How about corruption in the military? Could corruption be a factor for some military members to jump ship? Well, it’s not likely, because most of military members who are adversely affected by corruption will find out far too late. Even with the millions of dollars they spend to train an experience military pilot, if he/she becomes a whistle-blower, the military will find a way to rid themselves of anyone who does not go along to get along.
Your military career will have the life expectancy of a paper cup. In the civilian world, you can vote with your feet and quit. You can’t do that in the military. You could find yourself in a court-martial, or they might send you off to the mental ward of a military hospital. This has happened more than once.
A LACK OF RESPECT IS PART OF THE PROBLEM
Many military members discover there are many ways to serve your country without wearing a uniform. A blind man can see why people are leaving the military. Admittedly, money is part of the problem in some cases, but long deployments away from family and lack of respect are the primary reasons.
As an example of a lack of respect is what happened in Building #18 at Walter Reed Army Medical Center? Obviously, there were no pilots, but there were soldiers suffering from traumatic brain injuries or stress disorders, others with amputated limbs, who languished for weeks and months in vermin-infested quarters waiting for a decision on their military status. Some of these soldiers were injured in combat, and living in squalor was the way they were being treated by America.

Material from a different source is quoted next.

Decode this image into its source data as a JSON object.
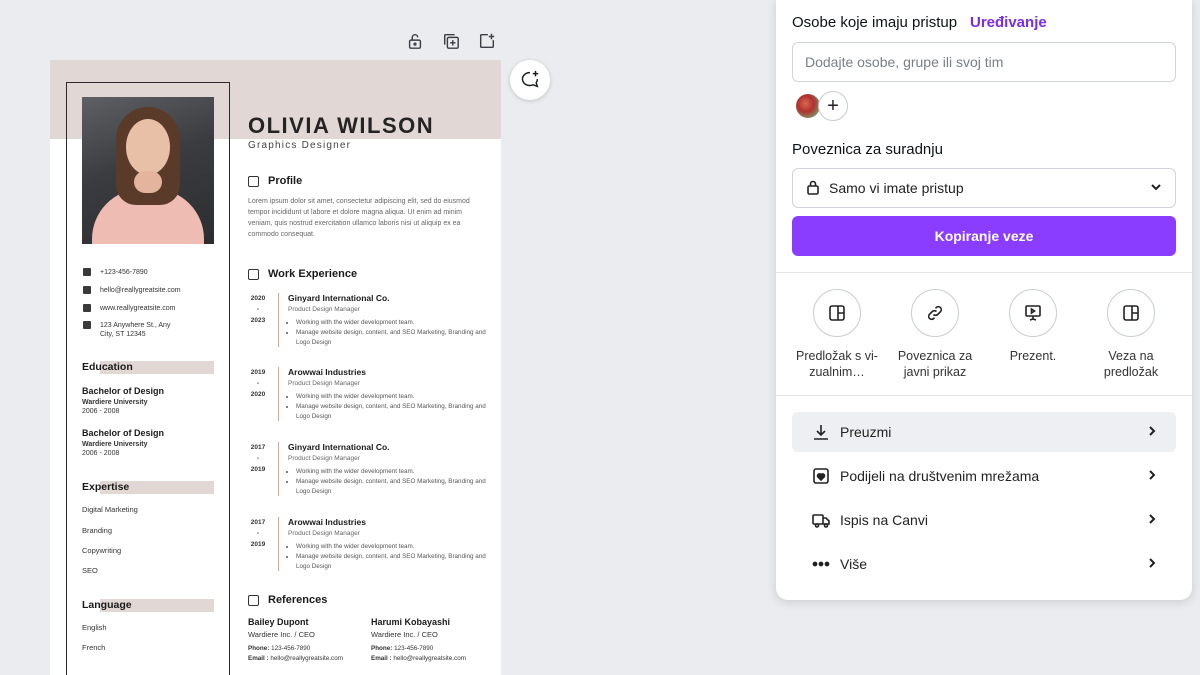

Many of the patients were waiting for a ruling on the level of benefits they would receive if they are discharged and transferred to the civilian-run Veterans Administration (VA) healthcare system. The hospital was overrun with mice, mold and cockroaches. When the scandal broke, soldiers were pressured to keep quiet and punished with daily inspections for speaking to the press.
The real reason for the mass exodus from the military whether the individual is a pilot or serving in another capacity really boils down to a lack of RESPECT and family separations which are growing in length. It’s about respect for not only the active duty member but that member’s family as well. Many of our military members get the distinct feeling that no one really cares them or their families. And, you know what? Sometimes, they’re right.